Goal-oriented optimal sensor placement for PDE-constrained inverse problems in crisis management

TL;DR

This paper introduces a Bayesian framework for goal-oriented optimal sensor placement and steering in PDE-constrained inverse problems, enhancing real-time crisis management through efficient, geometry-adapted strategies validated by numerical experiments.

Contribution

It develops a novel Bayesian, low-rank approximation-based framework for static and dynamic sensor placement in complex PDE problems, extending existing methods to real-time crisis scenarios.

Findings

Effective sensor placement reduces uncertainty in source identification.

Framework achieves computational efficiency with low-rank approximations.

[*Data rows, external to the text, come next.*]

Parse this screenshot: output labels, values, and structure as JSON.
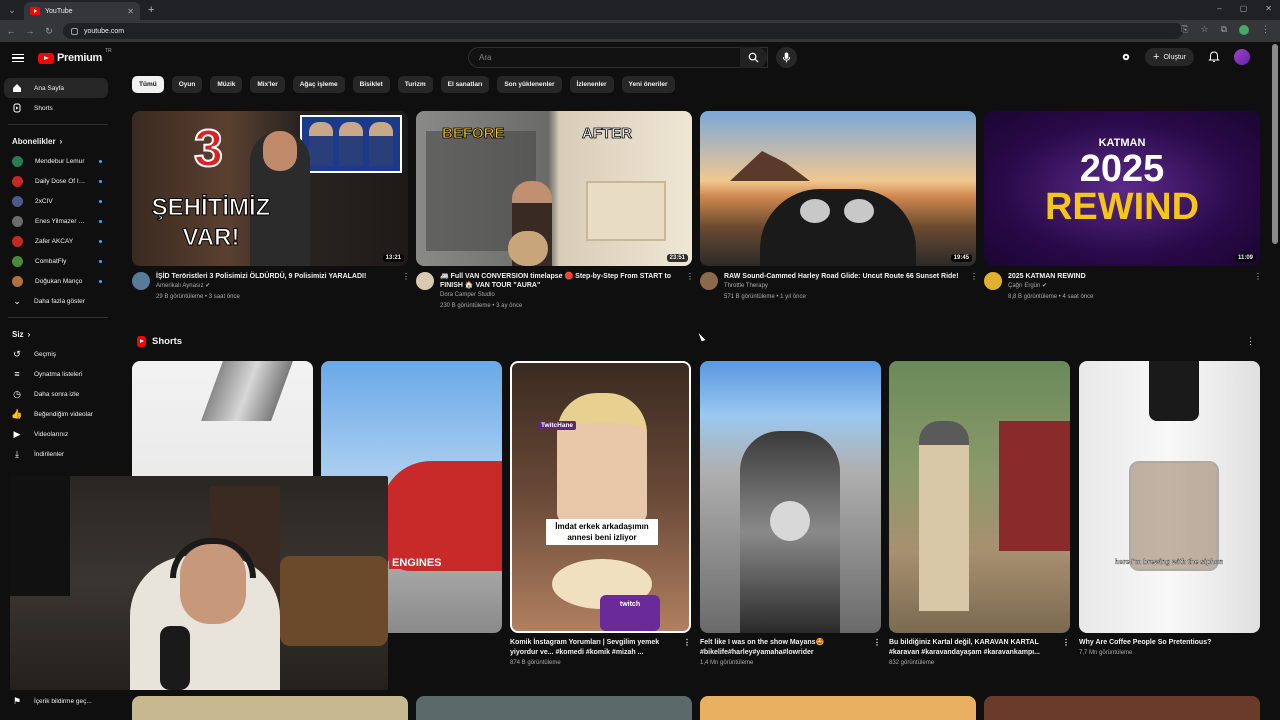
{
  "browser": {
    "tab_title": "YouTube",
    "url": "youtube.com"
  },
  "masthead": {
    "logo_text": "Premium",
    "logo_tr": "TR",
    "search_placeholder": "Ara",
    "create_label": "Oluştur"
  },
  "sidebar": {
    "main": [
      {
        "label": "Ana Sayfa",
        "icon": "home-icon"
      },
      {
        "label": "Shorts",
        "icon": "shorts-icon"
      }
    ],
    "subs_header": "Abonelikler",
    "subscriptions": [
      {
        "name": "Mendebur Lemur",
        "color": "#2a7d4f"
      },
      {
        "name": "Daily Dose Of Int...",
        "color": "#c62828"
      },
      {
        "name": "2xCIV",
        "color": "#4a5a8a"
      },
      {
        "name": "Enes Yilmazer Türki...",
        "color": "#6b6b6b"
      },
      {
        "name": "Zafer AKCAY",
        "color": "#c62828"
      },
      {
        "name": "CombatFly",
        "color": "#4a8a3a"
      },
      {
        "name": "Doğukan Manço",
        "color": "#b07040"
      }
    ],
    "show_more": "Daha fazla göster",
    "you_header": "Siz",
    "you_items": [
      {
        "label": "Geçmiş",
        "icon": "history-icon"
      },
      {
        "label": "Oynatma listeleri",
        "icon": "playlist-icon"
      },
      {
        "label": "Daha sonra izle",
        "icon": "watch-later-icon"
      },
      {
        "label": "Beğendiğim videolar",
        "icon": "like-icon"
      },
      {
        "label": "Videolarınız",
        "icon": "your-videos-icon"
      },
      {
        "label": "İndirilenler",
        "icon": "download-icon"
      }
    ],
    "bottom_item": "İçerik bildirme geç..."
  },
  "chips": [
    "Tümü",
    "Oyun",
    "Müzik",
    "Mix'ler",
    "Ağaç işleme",
    "Bisiklet",
    "Turizm",
    "El sanatları",
    "Son yüklenenler",
    "İzlenenler",
    "Yeni öneriler"
  ],
  "videos": [
    {
      "title": "İŞİD Teröristleri 3 Polisimizi ÖLDÜRDÜ, 9 Polisimizi YARALADI!",
      "channel": "Amerikalı Aynasız",
      "verified": true,
      "stats": "29 B görüntüleme • 3 saat önce",
      "duration": "13:21",
      "thumb_text_1": "3",
      "thumb_text_2": "ŞEHİTİMİZ VAR!"
    },
    {
      "title": "🚐 Full VAN CONVERSION timelapse 🛑 Step-by-Step From START to FINISH 🏠 VAN TOUR \"AURA\"",
      "channel": "Dora Camper Studio",
      "verified": false,
      "stats": "230 B görüntüleme • 3 ay önce",
      "duration": "23:51",
      "thumb_text_1": "BEFORE",
      "thumb_text_2": "AFTER"
    },
    {
      "title": "RAW Sound-Cammed Harley Road Glide: Uncut Route 66 Sunset Ride!",
      "channel": "Throttle Therapy",
      "verified": false,
      "stats": "571 B görüntüleme • 1 yıl önce",
      "duration": "19:45"
    },
    {
      "title": "2025 KATMAN REWIND",
      "channel": "Çağrı Ergün",
      "verified": true,
      "stats": "8,8 B görüntüleme • 4 saat önce",
      "duration": "11:09",
      "thumb_text_1": "KATMAN",
      "thumb_text_2": "2025",
      "thumb_text_3": "REWIND"
    }
  ],
  "shorts_header": "Shorts",
  "shorts": [
    {
      "title": "",
      "views": ""
    },
    {
      "title": "",
      "views": "",
      "overlay": "ENGINES"
    },
    {
      "title": "Komik İnstagram Yorumları | Sevgilim yemek yiyordur ve... #komedi #komik #mizah ...",
      "views": "874 B görüntüleme",
      "overlay": "İmdat erkek arkadaşımın annesi beni izliyor",
      "badge": "TwitcHane",
      "watermark": "twitch"
    },
    {
      "title": "Felt like I was on the show Mayans🤩 #bikelife#harley#yamaha#lowrider",
      "views": "1,4 Mn görüntüleme"
    },
    {
      "title": "Bu bildiğiniz Kartal değil, KARAVAN KARTAL #karavan #karavandayaşam #karavankampı...",
      "views": "832 görüntüleme"
    },
    {
      "title": "Why Are Coffee People So Pretentious?",
      "views": "7,7 Mn görüntüleme",
      "overlay": "here I'm brewing with the siphon"
    }
  ]
}
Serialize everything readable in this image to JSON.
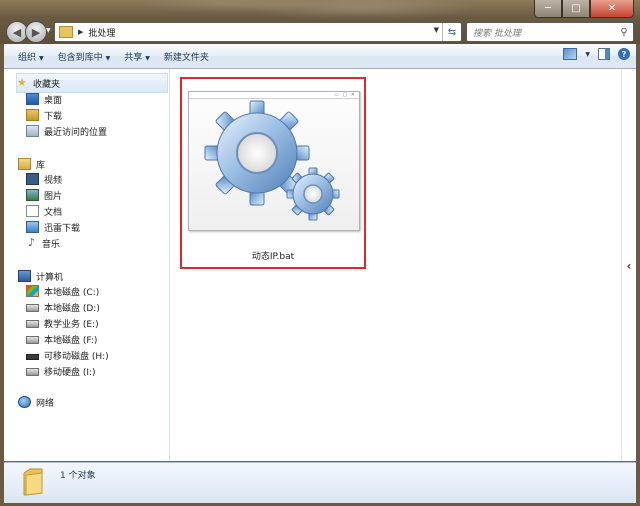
{
  "window": {
    "address_path": "批处理",
    "search_placeholder": "搜索 批处理",
    "caption": {
      "minimize": "─",
      "maximize": "□",
      "close": "✕"
    }
  },
  "toolbar": {
    "organize": "组织",
    "include_in_library": "包含到库中",
    "share": "共享",
    "new_folder": "新建文件夹"
  },
  "sidebar": {
    "favorites": {
      "label": "收藏夹",
      "items": [
        "桌面",
        "下载",
        "最近访问的位置"
      ]
    },
    "libraries": {
      "label": "库",
      "items": [
        "视频",
        "图片",
        "文档",
        "迅雷下载",
        "音乐"
      ]
    },
    "computer": {
      "label": "计算机",
      "items": [
        "本地磁盘 (C:)",
        "本地磁盘 (D:)",
        "教学业务 (E:)",
        "本地磁盘 (F:)",
        "可移动磁盘 (H:)",
        "移动硬盘 (I:)"
      ]
    },
    "network": {
      "label": "网络"
    }
  },
  "content": {
    "files": [
      {
        "name": "动态IP.bat",
        "icon": "gear-batch-icon",
        "selected": true
      }
    ]
  },
  "details": {
    "count": "1 个对象"
  },
  "colors": {
    "selection_outline": "#e02a2a",
    "toolbar_text": "#1e395b",
    "frame": "#6a5a41"
  }
}
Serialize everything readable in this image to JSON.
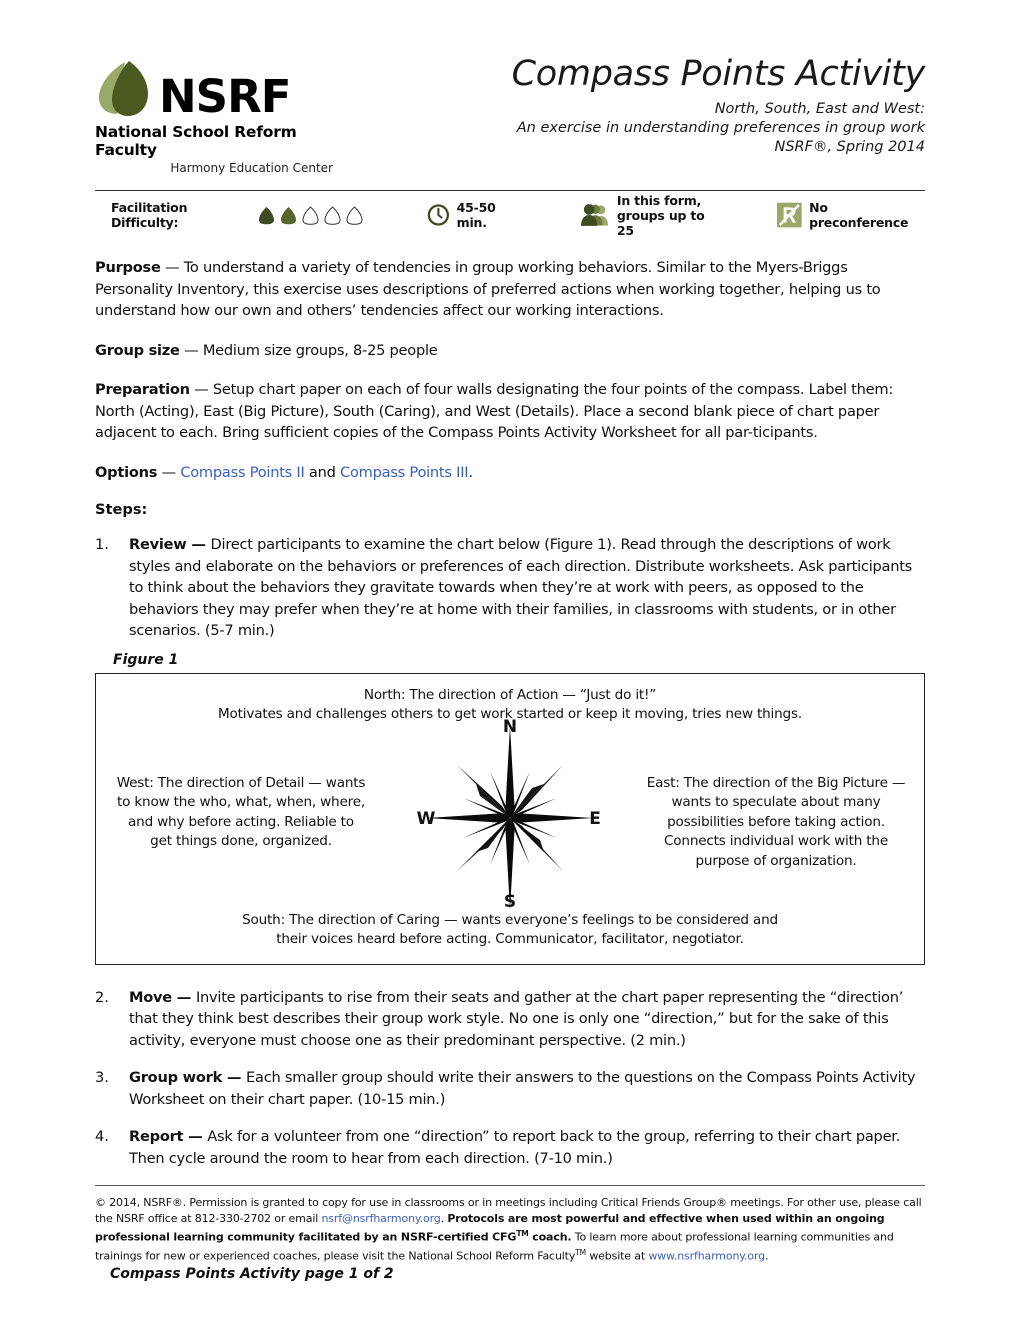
{
  "header": {
    "logo": {
      "wordmark": "NSRF",
      "org_name": "National School Reform Faculty",
      "tagline": "Harmony Education Center"
    },
    "title": "Compass Points Activity",
    "subtitle_line1": "North, South, East and West:",
    "subtitle_line2": "An exercise in understanding preferences in group work",
    "subtitle_line3": "NSRF®, Spring 2014"
  },
  "meta": {
    "difficulty_label": "Facilitation Difficulty:",
    "difficulty_filled": 2,
    "difficulty_total": 5,
    "duration": "45-50 min.",
    "group_line1": "In this form,",
    "group_line2": "groups up to 25",
    "preconference": "No preconference",
    "colors": {
      "leaf_dark": "#3f4a22",
      "leaf_mid": "#56652c",
      "leaf_light": "#9aa96a",
      "leaf_outline": "#333333"
    }
  },
  "body": {
    "purpose_label": "Purpose",
    "purpose_text": " — To understand a variety of tendencies in group working behaviors. Similar to the Myers-Briggs Personality Inventory, this exercise uses descriptions of preferred actions when working together, helping us to understand how our own and others’ tendencies affect our working interactions.",
    "groupsize_label": "Group size",
    "groupsize_text": " — Medium size groups, 8-25 people",
    "preparation_label": "Preparation",
    "preparation_text": " — Setup chart paper on each of four walls designating the four points of the compass. Label them: North (Acting), East (Big Picture), South (Caring), and West (Details). Place a second blank piece of chart paper adjacent to each. Bring sufficient copies of the Compass Points Activity Worksheet for all par-ticipants.",
    "options_label": "Options",
    "options_dash": " — ",
    "options_link1": "Compass Points II",
    "options_and": " and ",
    "options_link2": "Compass Points III",
    "options_period": ".",
    "steps_heading": "Steps:",
    "link_color": "#3b5ec0"
  },
  "steps": [
    {
      "num": "1.",
      "label": "Review — ",
      "text": " Direct participants to examine the chart below (Figure 1). Read through the descriptions of work styles and elaborate on the behaviors or preferences of each direction. Distribute worksheets. Ask participants to think about the behaviors they gravitate towards when they’re at work with peers, as opposed to the behaviors they may prefer when they’re at home with their families, in classrooms with students, or in other scenarios. (5-7 min.)"
    },
    {
      "num": "2.",
      "label": "Move — ",
      "text": " Invite participants to rise from their seats and gather at the chart paper representing the “direction’ that they think best describes their group work style. No one is only one “direction,” but for the sake of this activity, everyone must choose one as their predominant perspective.  (2 min.)"
    },
    {
      "num": "3.",
      "label": "Group work — ",
      "text": " Each smaller group should write their answers to the questions on the Compass Points Activity Worksheet on their chart paper. (10-15 min.)"
    },
    {
      "num": "4.",
      "label": "Report — ",
      "text": " Ask for a volunteer from one “direction” to report back to the group, referring to their chart paper.  Then cycle around the room to hear from each direction. (7-10 min.)"
    }
  ],
  "figure": {
    "label": "Figure 1",
    "north_line1": "North:  The direction of Action — “Just do it!”",
    "north_line2": "Motivates and challenges others to get work started or keep it moving, tries new things.",
    "west_text": "West:  The direction of Detail — wants to know the who,  what, when, where, and why before acting. Reliable to get things done, organized.",
    "east_text": "East:  The direction of the Big Picture — wants to speculate about many possibilities before taking action. Connects individual work with the  purpose of organization.",
    "south_line1": "South:  The direction of Caring — wants everyone’s feelings to be considered and",
    "south_line2": "their voices heard before acting. Communicator, facilitator, negotiator.",
    "compass_n": "N",
    "compass_s": "S",
    "compass_e": "E",
    "compass_w": "W"
  },
  "footer": {
    "copy_part1": "© 2014, NSRF®. Permission is granted to copy for use in classrooms or in meetings including Critical Friends Group® meetings. For other use, please call the NSRF office at 812-330-2702 or email ",
    "email_link": "nsrf@nsrfharmony.org",
    "copy_part2": ". ",
    "bold_part": "Protocols are most powerful and effective when used within an ongoing professional learning community facilitated by an NSRF-certified CFG",
    "bold_tm": "TM",
    "bold_part2": " coach.",
    "copy_part3": " To learn more about professional learning communities and trainings for new or experienced coaches, please visit the National School Reform Faculty",
    "copy_tm": "TM",
    "copy_part4": " website at ",
    "web_link": "www.nsrfharmony.org",
    "copy_part5": ".",
    "page_label": "Compass Points Activity  page 1 of 2"
  }
}
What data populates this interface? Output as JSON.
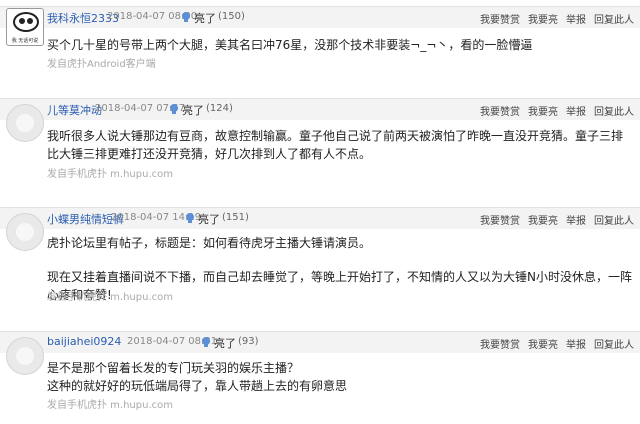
{
  "posts": [
    {
      "username": "我科永恒2333",
      "timestamp": "2018-04-07 08:00",
      "light_label": "亮了",
      "light_count": "(150)",
      "actions": {
        "appreciate": "我要赞赏",
        "light": "我要亮",
        "report": "举报",
        "reply": "回复此人"
      },
      "avatar_caption": "我 无话可说",
      "body": [
        "买个几十星的号带上两个大腿，美其名曰冲76星，没那个技术非要装¬_¬丶，看的一脸懵逼"
      ],
      "source": "发自虎扑Android客户端"
    },
    {
      "username": "儿等莫冲动",
      "timestamp": "2018-04-07 07:57",
      "light_label": "亮了",
      "light_count": "(124)",
      "actions": {
        "appreciate": "我要赞赏",
        "light": "我要亮",
        "report": "举报",
        "reply": "回复此人"
      },
      "body": [
        "我听很多人说大锤那边有豆商，故意控制输赢。童子他自己说了前两天被演怕了昨晚一直没开竞猜。童子三排比大锤三排更难打还没开竞猜，好几次排到人了都有人不点。"
      ],
      "source": "发自手机虎扑 m.hupu.com"
    },
    {
      "username": "小蝶男纯情短裤",
      "timestamp": "2018-04-07 14:19",
      "light_label": "亮了",
      "light_count": "(151)",
      "actions": {
        "appreciate": "我要赞赏",
        "light": "我要亮",
        "report": "举报",
        "reply": "回复此人"
      },
      "body": [
        "虎扑论坛里有帖子，标题是：如何看待虎牙主播大锤请演员。",
        "现在又挂着直播间说不下播，而自己却去睡觉了，等晚上开始打了，不知情的人又以为大锤N小时没休息，一阵心疼和夸赞!"
      ],
      "source": "发自手机虎扑 m.hupu.com"
    },
    {
      "username": "baijiahei0924",
      "timestamp": "2018-04-07 08:31",
      "light_label": "亮了",
      "light_count": "(93)",
      "actions": {
        "appreciate": "我要赞赏",
        "light": "我要亮",
        "report": "举报",
        "reply": "回复此人"
      },
      "body": [
        "是不是那个留着长发的专门玩关羽的娱乐主播？",
        "这种的就好好的玩低端局得了，靠人带趟上去的有卵意思"
      ],
      "source": "发自手机虎扑 m.hupu.com"
    }
  ]
}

Numerical experiments demonstrate practical applicability in crisis management.

Abstract

This paper presents a novel framework for goal-oriented optimal static sensor placement and dynamic sensor steering in PDE-constrained inverse problems, utilizing a Bayesian approach accelerated by low-rank approximations. The framework is applied to airborne contaminant tracking, extending recent dynamic sensor steering methods to complex geometries for computational efficiency. A C-optimal design criterion is employed to strategically place sensors, minimizing uncertainty in predictions. Numerical experiments validate the approach's effectiveness for source identification and monitoring, highlighting its potential for real-time decision-making in crisis management scenarios.